Sebbene il culto di alcune divinità mesopotamiche si diffuse ed ebbe grande fama anche nei periodi tardi, fin dall’antichità, tuttavia, la Mesopotamia fu associata principalmente agli aspetti astrali della religione babilonese e alle eccezionali conoscenze astronomiche e astrologiche acquisite. Nella tradizione classica i sacerdoti caldei sono associati al culto astrale celebrato sulla sommità delle ziqqurat e i «caldei» si diffusero in tutto il mondo ellenizzato portando con loro conoscenze esoteriche e divinatorie, in particolare la conoscenza del moto degli astri. «Caldei» è il nome degli astrologi derisi da Cicerone nel De divinatione e da Plinio nella sua Historia naturalis.

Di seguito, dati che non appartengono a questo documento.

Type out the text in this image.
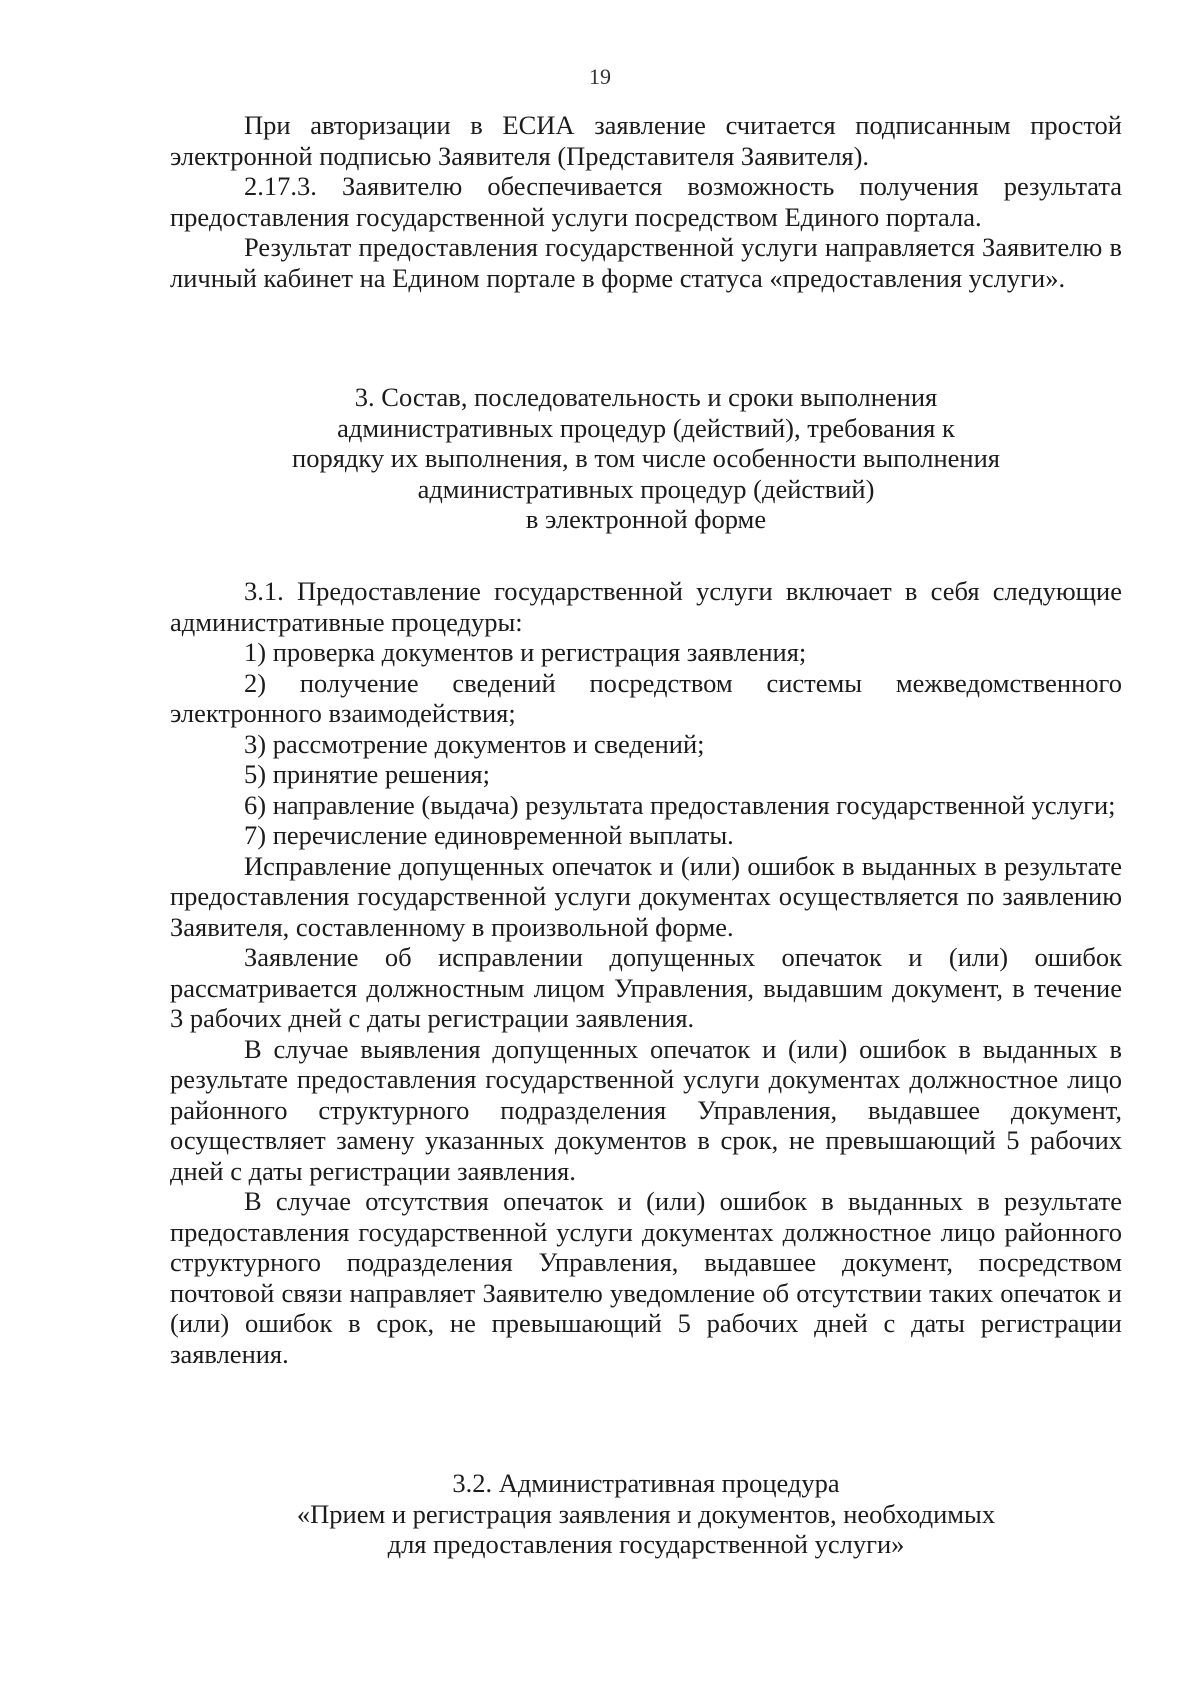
19

При авторизации в ЕСИА заявление считается подписанным простой электронной подписью Заявителя (Представителя Заявителя).

2.17.3. Заявителю обеспечивается возможность получения результата предоставления государственной услуги посредством Единого портала.

Результат предоставления государственной услуги направляется Заявителю в личный кабинет на Едином портале в форме статуса «предоставления услуги».

3. Состав, последовательность и сроки выполнения
административных процедур (действий), требования к
порядку их выполнения, в том числе особенности выполнения
административных процедур (действий)
в электронной форме

3.1. Предоставление государственной услуги включает в себя следующие административные процедуры:

1) проверка документов и регистрация заявления;

2) получение сведений посредством системы межведомственного электронного взаимодействия;

3) рассмотрение документов и сведений;

5) принятие решения;

6) направление (выдача) результата предоставления государственной услуги;

7) перечисление единовременной выплаты.

Исправление допущенных опечаток и (или) ошибок в выданных в результате предоставления государственной услуги документах осуществляется по заявлению Заявителя, составленному в произвольной форме.

Заявление об исправлении допущенных опечаток и (или) ошибок рассматривается должностным лицом Управления, выдавшим документ, в течение 3 рабочих дней с даты регистрации заявления.

В случае выявления допущенных опечаток и (или) ошибок в выданных в результате предоставления государственной услуги документах должностное лицо районного структурного подразделения Управления, выдавшее документ, осуществляет замену указанных документов в срок, не превышающий 5 рабочих дней с даты регистрации заявления.

В случае отсутствия опечаток и (или) ошибок в выданных в результате предоставления государственной услуги документах должностное лицо районного структурного подразделения Управления, выдавшее документ, посредством почтовой связи направляет Заявителю уведомление об отсутствии таких опечаток и (или) ошибок в срок, не превышающий 5 рабочих дней с даты регистрации заявления.

3.2. Административная процедура
«Прием и регистрация заявления и документов, необходимых
для предоставления государственной услуги»
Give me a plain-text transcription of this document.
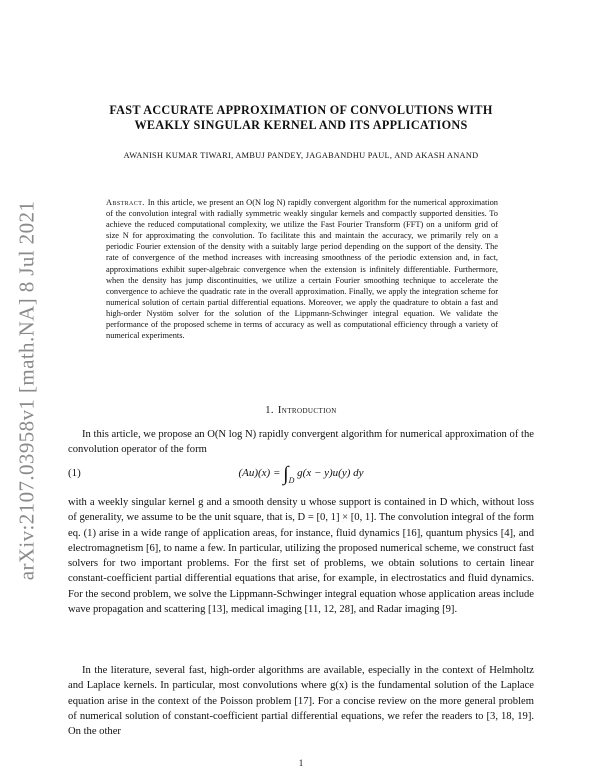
arXiv:2107.03958v1 [math.NA] 8 Jul 2021
FAST ACCURATE APPROXIMATION OF CONVOLUTIONS WITH
WEAKLY SINGULAR KERNEL AND ITS APPLICATIONS
AWANISH KUMAR TIWARI, AMBUJ PANDEY, JAGABANDHU PAUL, AND AKASH ANAND
Abstract. In this article, we present an O(N log N) rapidly convergent algorithm for the numerical approximation of the convolution integral with radially symmetric weakly singular kernels and compactly supported densities. To achieve the reduced computational complexity, we utilize the Fast Fourier Transform (FFT) on a uniform grid of size N for approximating the convolution. To facilitate this and maintain the accuracy, we primarily rely on a periodic Fourier extension of the density with a suitably large period depending on the support of the density. The rate of convergence of the method increases with increasing smoothness of the periodic extension and, in fact, approximations exhibit super-algebraic convergence when the extension is infinitely differentiable. Furthermore, when the density has jump discontinuities, we utilize a certain Fourier smoothing technique to accelerate the convergence to achieve the quadratic rate in the overall approximation. Finally, we apply the integration scheme for numerical solution of certain partial differential equations. Moreover, we apply the quadrature to obtain a fast and high-order Nystöm solver for the solution of the Lippmann-Schwinger integral equation. We validate the performance of the proposed scheme in terms of accuracy as well as computational efficiency through a variety of numerical experiments.
1. Introduction
In this article, we propose an O(N log N) rapidly convergent algorithm for numerical approximation of the convolution operator of the form
(1)	$(Au)(x) = \int_D$ g(x − y)u(y) dy
with a weekly singular kernel g and a smooth density u whose support is contained in D which, without loss of generality, we assume to be the unit square, that is, D = [0, 1] × [0, 1]. The convolution integral of the form eq. (1) arise in a wide range of application areas, for instance, fluid dynamics [16], quantum physics [4], and electromagnetism [6], to name a few. In particular, utilizing the proposed numerical scheme, we construct fast solvers for two important problems. For the first set of problems, we obtain solutions to certain linear constant-coefficient partial differential equations that arise, for example, in electrostatics and fluid dynamics. For the second problem, we solve the Lippmann-Schwinger integral equation whose application areas include wave propagation and scattering [13], medical imaging [11, 12, 28], and Radar imaging [9].
In the literature, several fast, high-order algorithms are available, especially in the context of Helmholtz and Laplace kernels. In particular, most convolutions where g(x) is the fundamental solution of the Laplace equation arise in the context of the Poisson problem [17]. For a concise review on the more general problem of numerical solution of constant-coefficient partial differential equations, we refer the readers to [3, 18, 19]. On the other
1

Ma a parte gli elementi direttamente connessi con la tradizione mesopotamica cos’altro può essere considerato come sua «eredità» passata in altre tradizioni? L’anteriorità del dato scritto mesopotamico rispetto a quello di altre culture vicine o addirittura rispetto a culture prive di scrittura porta necessariamente ad attribuire tutta una serie di progressi e innovazioni alla Mesopotamia, che diviene di fatto la civiltà dei primati.

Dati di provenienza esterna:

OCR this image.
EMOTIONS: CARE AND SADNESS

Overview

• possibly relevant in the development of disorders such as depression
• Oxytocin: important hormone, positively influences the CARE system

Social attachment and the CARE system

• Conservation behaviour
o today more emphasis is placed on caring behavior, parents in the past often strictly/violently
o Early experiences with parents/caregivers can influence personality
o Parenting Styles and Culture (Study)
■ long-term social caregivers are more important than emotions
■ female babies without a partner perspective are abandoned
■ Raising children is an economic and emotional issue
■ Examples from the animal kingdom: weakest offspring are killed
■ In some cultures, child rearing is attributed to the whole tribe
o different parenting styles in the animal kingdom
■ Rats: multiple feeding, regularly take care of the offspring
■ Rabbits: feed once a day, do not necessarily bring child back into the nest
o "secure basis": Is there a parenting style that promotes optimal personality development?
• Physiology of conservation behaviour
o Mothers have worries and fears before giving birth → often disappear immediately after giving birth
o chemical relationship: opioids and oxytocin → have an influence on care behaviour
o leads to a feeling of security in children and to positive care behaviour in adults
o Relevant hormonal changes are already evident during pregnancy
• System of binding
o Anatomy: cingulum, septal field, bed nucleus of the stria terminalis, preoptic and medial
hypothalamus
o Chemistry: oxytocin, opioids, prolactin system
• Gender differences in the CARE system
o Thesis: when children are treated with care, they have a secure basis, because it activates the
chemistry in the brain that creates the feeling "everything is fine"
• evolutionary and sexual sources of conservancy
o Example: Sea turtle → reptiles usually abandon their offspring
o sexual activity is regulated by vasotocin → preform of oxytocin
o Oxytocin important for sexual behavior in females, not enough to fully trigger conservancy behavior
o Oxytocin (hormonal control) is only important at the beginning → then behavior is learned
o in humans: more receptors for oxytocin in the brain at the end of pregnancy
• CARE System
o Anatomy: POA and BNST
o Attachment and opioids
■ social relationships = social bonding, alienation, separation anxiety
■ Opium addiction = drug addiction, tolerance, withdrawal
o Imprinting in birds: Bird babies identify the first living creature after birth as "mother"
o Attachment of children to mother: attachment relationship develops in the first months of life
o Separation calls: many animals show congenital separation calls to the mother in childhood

Inoltre, incombono sulla possibilità di una analisi corretta il dato della monogenesi, che fa corrispondere l’anteriorità del dato scritto all’origine di uno specifico elemento e quello del diffusionismo, che presuppone diramazioni di una civiltà per trasmissione o per contatto. Sono queste le prospettive che diedero vita, all’inizio del secolo scorso, alla corrente nota come panbabilonismo, che riportava l’origine di ogni religione e civiltà a quella Babilonese. Eppure il fenomeno della trasmissione e ricezione di elementi culturali è particolarmente complesso e deve tener conto non solo dell’elemento in sé, ma del momento e della ragione della trasmissione, della forma in cui l’elemento è stato recepito e come è stato rielaborato.

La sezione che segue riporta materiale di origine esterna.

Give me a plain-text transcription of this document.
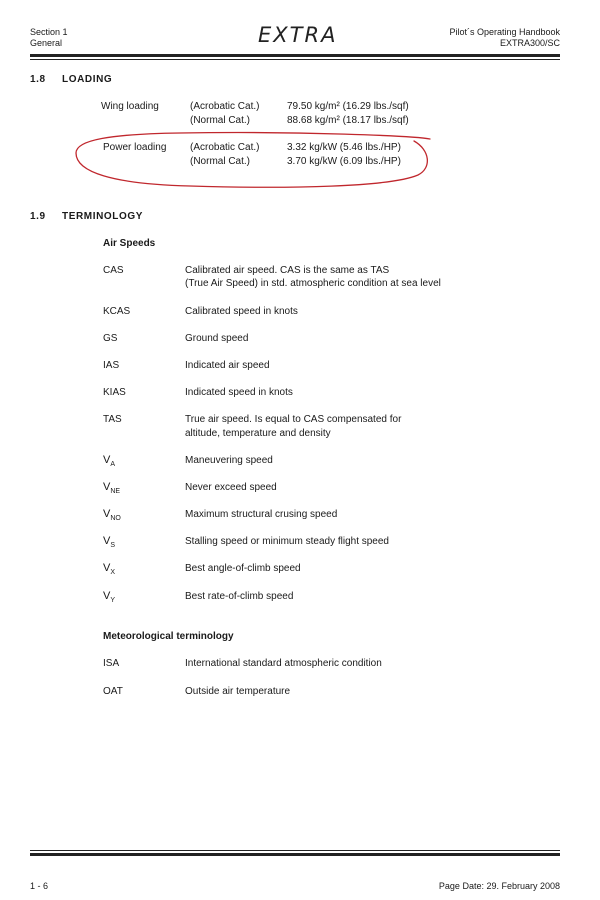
Section 1
General	EXTRA	Pilot´s Operating Handbook
EXTRA300/SC
1.8 LOADING
Wing loading	(Acrobatic Cat.)	79.50 kg/m² (16.29 lbs./sqf)
(Normal Cat.)	88.68 kg/m² (18.17 lbs./sqf)
Power loading (Acrobatic Cat.)	3.32 kg/kW (5.46 lbs./HP)
(Normal Cat.)	3.70 kg/kW (6.09 lbs./HP)
1.9 TERMINOLOGY
Air Speeds
CAS	Calibrated air speed. CAS is the same as TAS
(True Air Speed) in std. atmospheric condition at sea level
KCAS	Calibrated speed in knots
GS	Ground speed
IAS	Indicated air speed
KIAS	Indicated speed in knots
TAS	True air speed. Is equal to CAS compensated for
altitude, temperature and density
$V_A$	Maneuvering speed
$V_{NE}$	Never exceed speed
$V_{NO}$	Maximum structural crusing speed
$V_S$	Stalling speed or minimum steady flight speed
$V_X$	Best angle-of-climb speed
$V_Y$	Best rate-of-climb speed
Meteorological terminology
ISA	International standard atmospheric condition
OAT	Outside air temperature
1 - 6	Page Date: 29. February 2008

Nonostante Stephanie Dalley metta in guardia da questi modelli interpretativi, poi li adotta nel suo saggio: prendiamo, per esempio, il caso della scrittura cuneiforme, perché è un buon esempio dei rischi interni a possibili semplificazioni. Secondo Dalley la scrittura egiziana e quella micenea sarebbero derivate – la prima direttamente, la seconda per contatto – da quella cuneiforme; tuttavia nessuna evidenza parla in questo senso né l’ipotesi è confortata da qualche studio. Al contrario, sembra evidente che diversi sistemi di scrittura furono elaborati contemporaneamente o successivamente in aree contigue (Egitto, Mesopotamia, Cina) o molto lontane (Mesoamerica), dimostrando come si tratti di fenomeni paralleli e indipendenti.

Inoltre la diffusione della scrittura cuneiforme nelle aree vicine non fu un fenomeno uniforme né immediato. Nel III millennio l’Anatolia mantenne strette relazioni con la Mesopotamia, adottandone alcune innovazioni (per esempio il sigillo), ma non la scrittura.